Simultaneous Spatial and Temporal Focusing in Nonlinear Microscopy

Opt Commun. 2008 Apr 1;281(7):1796-1805. doi: 10.1016/j.optcom.2007.05.071.

Abstract

Simultaneous spatial and temporal focusing (SSTF), when combined with nonlinear microscopy, can improve the axial excitation confinement of wide-field and line-scanning imaging. Because two-photon excited fluorescence depends inversely on the pulse width of the excitation beam, SSTF decreases the background excitation of the sample outside of the focal volume by broadening the pulse width everywhere but at the geometric focus of the objective lens. This review theoretically describes the beam propagation within the sample using Fresnel diffraction in the frequency domain, deriving an analytical expression for the pulse evolution.

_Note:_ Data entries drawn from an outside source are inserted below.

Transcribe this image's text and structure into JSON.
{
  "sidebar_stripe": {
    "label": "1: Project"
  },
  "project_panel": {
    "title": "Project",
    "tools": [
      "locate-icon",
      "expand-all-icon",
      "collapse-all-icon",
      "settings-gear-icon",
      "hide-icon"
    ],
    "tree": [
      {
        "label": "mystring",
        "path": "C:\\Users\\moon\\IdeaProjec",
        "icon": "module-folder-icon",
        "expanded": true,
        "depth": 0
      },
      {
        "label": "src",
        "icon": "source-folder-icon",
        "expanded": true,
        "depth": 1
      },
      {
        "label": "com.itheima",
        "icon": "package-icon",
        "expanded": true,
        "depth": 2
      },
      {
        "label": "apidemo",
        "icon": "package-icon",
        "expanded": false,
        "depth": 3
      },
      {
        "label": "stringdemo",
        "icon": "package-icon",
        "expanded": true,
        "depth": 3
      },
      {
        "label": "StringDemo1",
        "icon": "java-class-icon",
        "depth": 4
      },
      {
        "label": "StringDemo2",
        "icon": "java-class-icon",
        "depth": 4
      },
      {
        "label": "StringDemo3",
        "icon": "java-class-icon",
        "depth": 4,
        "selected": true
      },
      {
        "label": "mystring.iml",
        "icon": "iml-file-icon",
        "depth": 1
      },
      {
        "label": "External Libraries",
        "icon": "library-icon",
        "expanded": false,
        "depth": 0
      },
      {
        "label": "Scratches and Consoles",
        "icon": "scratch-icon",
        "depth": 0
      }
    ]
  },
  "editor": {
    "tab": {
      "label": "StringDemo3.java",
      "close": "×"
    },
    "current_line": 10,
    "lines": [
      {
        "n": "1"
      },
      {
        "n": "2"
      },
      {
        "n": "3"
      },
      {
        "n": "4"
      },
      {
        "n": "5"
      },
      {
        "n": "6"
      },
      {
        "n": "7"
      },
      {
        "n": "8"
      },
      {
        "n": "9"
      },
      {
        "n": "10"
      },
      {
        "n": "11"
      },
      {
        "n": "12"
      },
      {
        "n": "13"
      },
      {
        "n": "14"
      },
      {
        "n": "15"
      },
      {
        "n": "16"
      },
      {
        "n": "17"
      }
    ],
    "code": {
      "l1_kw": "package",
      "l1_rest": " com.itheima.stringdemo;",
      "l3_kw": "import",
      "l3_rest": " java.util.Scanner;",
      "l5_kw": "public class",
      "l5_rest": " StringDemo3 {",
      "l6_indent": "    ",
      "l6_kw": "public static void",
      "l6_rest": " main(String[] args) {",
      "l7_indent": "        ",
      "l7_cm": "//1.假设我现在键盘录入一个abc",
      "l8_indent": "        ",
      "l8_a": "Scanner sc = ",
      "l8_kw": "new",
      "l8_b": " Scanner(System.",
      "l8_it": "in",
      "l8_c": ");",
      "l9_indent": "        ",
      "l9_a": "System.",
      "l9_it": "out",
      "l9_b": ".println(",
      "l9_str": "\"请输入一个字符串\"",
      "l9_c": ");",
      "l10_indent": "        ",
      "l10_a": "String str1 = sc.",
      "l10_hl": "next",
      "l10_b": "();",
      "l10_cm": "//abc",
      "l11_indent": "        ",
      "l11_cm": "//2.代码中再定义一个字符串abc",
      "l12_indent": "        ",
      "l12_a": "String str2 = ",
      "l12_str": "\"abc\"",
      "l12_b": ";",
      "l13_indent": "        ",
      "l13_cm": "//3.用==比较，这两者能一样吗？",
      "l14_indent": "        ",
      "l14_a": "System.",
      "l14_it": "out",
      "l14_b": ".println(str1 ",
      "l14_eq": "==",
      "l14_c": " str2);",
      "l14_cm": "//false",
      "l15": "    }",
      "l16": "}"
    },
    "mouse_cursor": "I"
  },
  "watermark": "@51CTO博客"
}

SSTF can scan the temporal focal plane axially by adjusting the GVD in the excitation beam path. We theoretically define the axial confinement for line-scanning SSTF imaging using a time-domain understanding and conclude that line-scanning SSTF is similar to the temporally-decorrelated multifocal multiphoton imaging technique. Recent experiments on the temporal focusing effect and its axial confinement, as well as the axial scanning of the temporal focus by tuning the GVD, are presented. We further discuss this technique for axial-scanning multiphoton fluorescence fiber probes without any moving parts at the distal end. The temporal focusing effect in SSTF essentially replaces the focusing of one spatial dimension in conventional wide-field and line-scanning imaging. Although the best axial confinement achieved by SSTF cannot surpass that of a regular point-scanning system, this trade-off between spatial and temporal focusing can provide significant advantages in applications such as high-speed imaging and remote axial scanning in an endoscopic fiber probe.